1. Improving judicial infrastructure: While the Judiciary enjoys supreme authority, it neither has a sword nor a purse of its own. While the fear of ‘contempt’ ensures enforcement of judicial decisions, the Judiciary remains dependent on the government for finances. The total allocation to the administration of justice in the Eleventh Five Year Plan was only Rs 1,470 crore.
What is required is a quantum jump in the investment in judicial infrastructure. The increasing scale of trade and commerce will invariably give rise to commercial disputes and their quick, predictable settlement and resolution would be crucial. It certainly does not befit a country, which aspires to become an economic super power, to be ranked 182 in ‘enforcement of contracts’, among the 183 countries the World Bank examined in its recent ‘2010 Doing Business’ report.
2. Develop discipline in the judicial system: The delays and inefficiency in the mainstream judicial system could be attributed to the indiscipline that has crept in the way litigations and the adjudicatory process is managed. Cases linger on for years leading to an unhealthy practice of interim orders with parties and their lawyers looking for ways and means to obtain interim ‘stays’ so that the matter almost never reaches a final conclusion.
3. Improve strength of judges: The Law Commission’s 120th Report on ‘Manpower Planning in Judiciary — A Blue Print’, inter-alia, observed that the strength of judicial officers in India was far less compared to their strength in other countries.
It recommended that this number be raised to 107 judges per million.
4. Develop judicial competence, effective case management and use of information technology: Setting up of a judicial service, reviewing compensation levels, setting up effective management of time and events in law suits from initiation to resolution and implementing information technology solutions to creating an accessible database and speeding up judicial work would result in greater efficiency in the judicial process.
5. Review media role: The ‘activist role’ of the judiciary has given the Fourth Estate a role, which the framers of our Constitution would have never imagined.

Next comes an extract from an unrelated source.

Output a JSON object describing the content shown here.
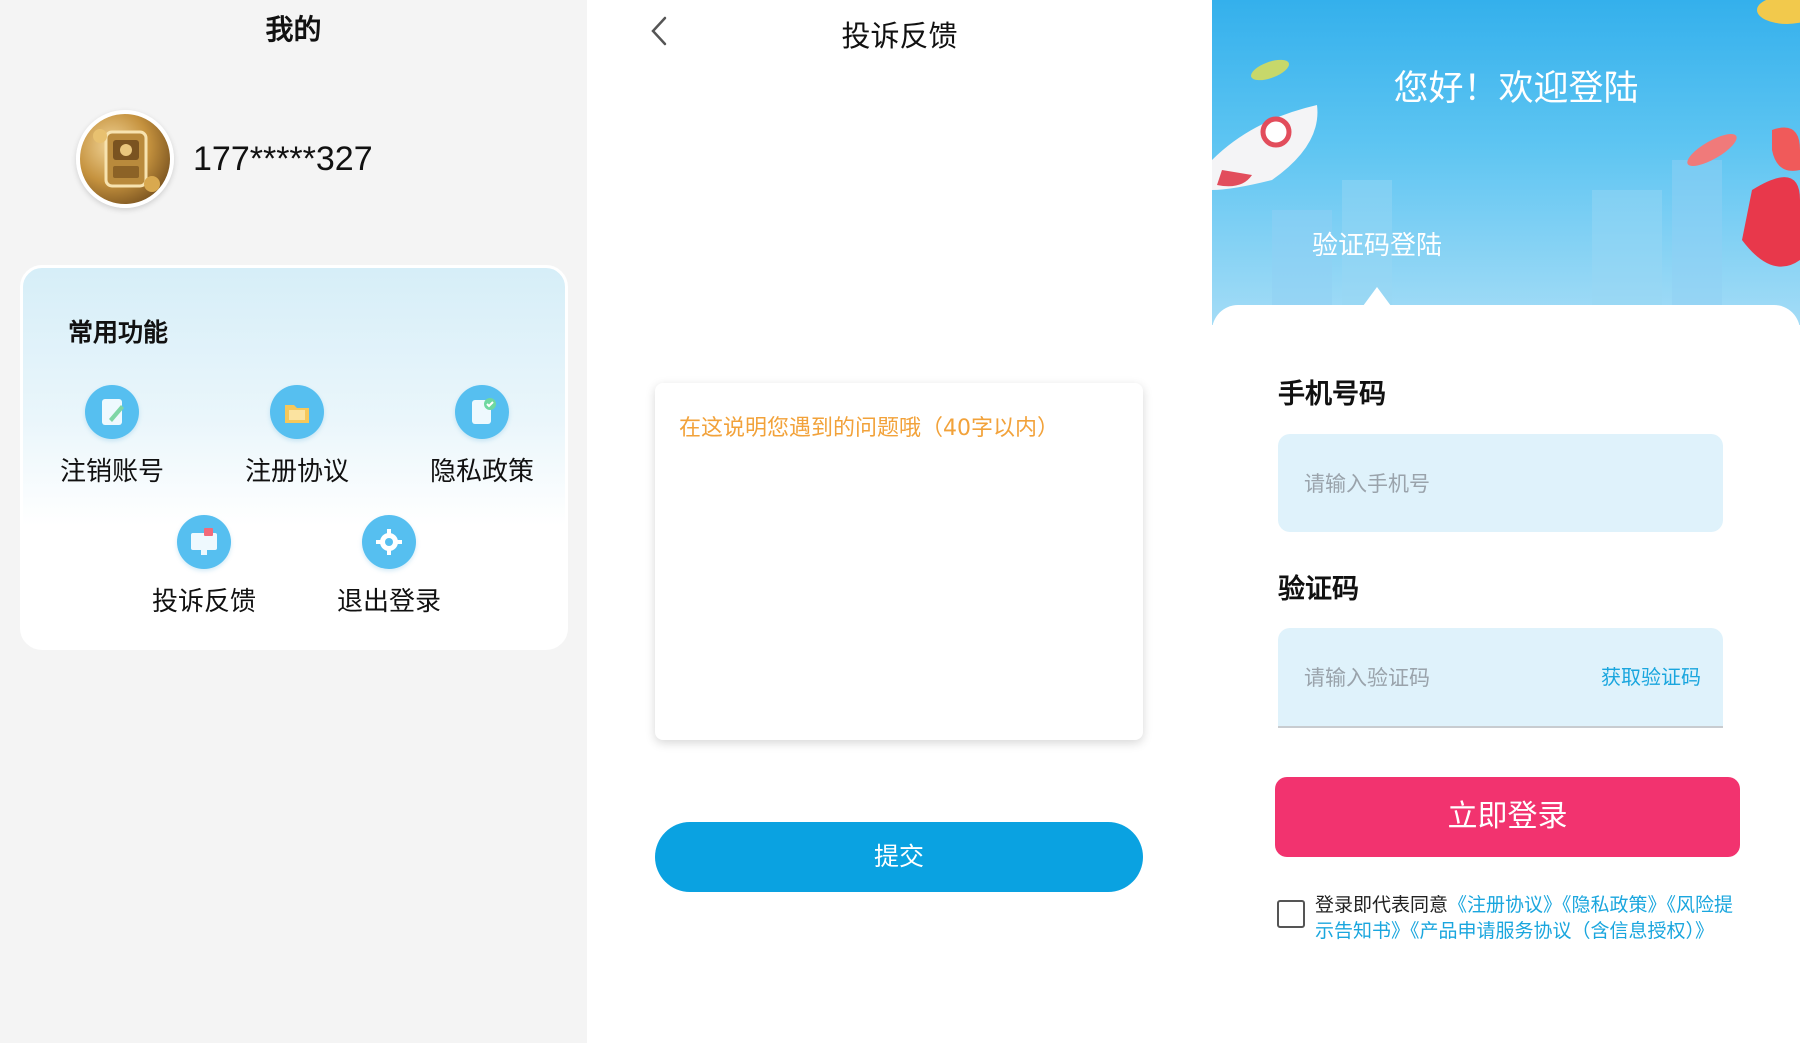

The proliferation of 24x7 news channels and their insatiable hunger for ‘breaking news’, has sometimes resulted in a ‘trial by the media’ without understanding the seriousness of the issues involved.
Could the media reflect on its functioning, particularly in the context of enabling the functioning of an effective judicial system? A new privacy legislation scheduled to be introduced in the monsoon session of Parliament may address some of these concerns.
India cannot afford to let the Judiciary to fail as it is the only ray of hope and protection to the common man against arbitrary actions of the Executive. It is time for national introspection and a serious debate on this paradox facing our Judiciary.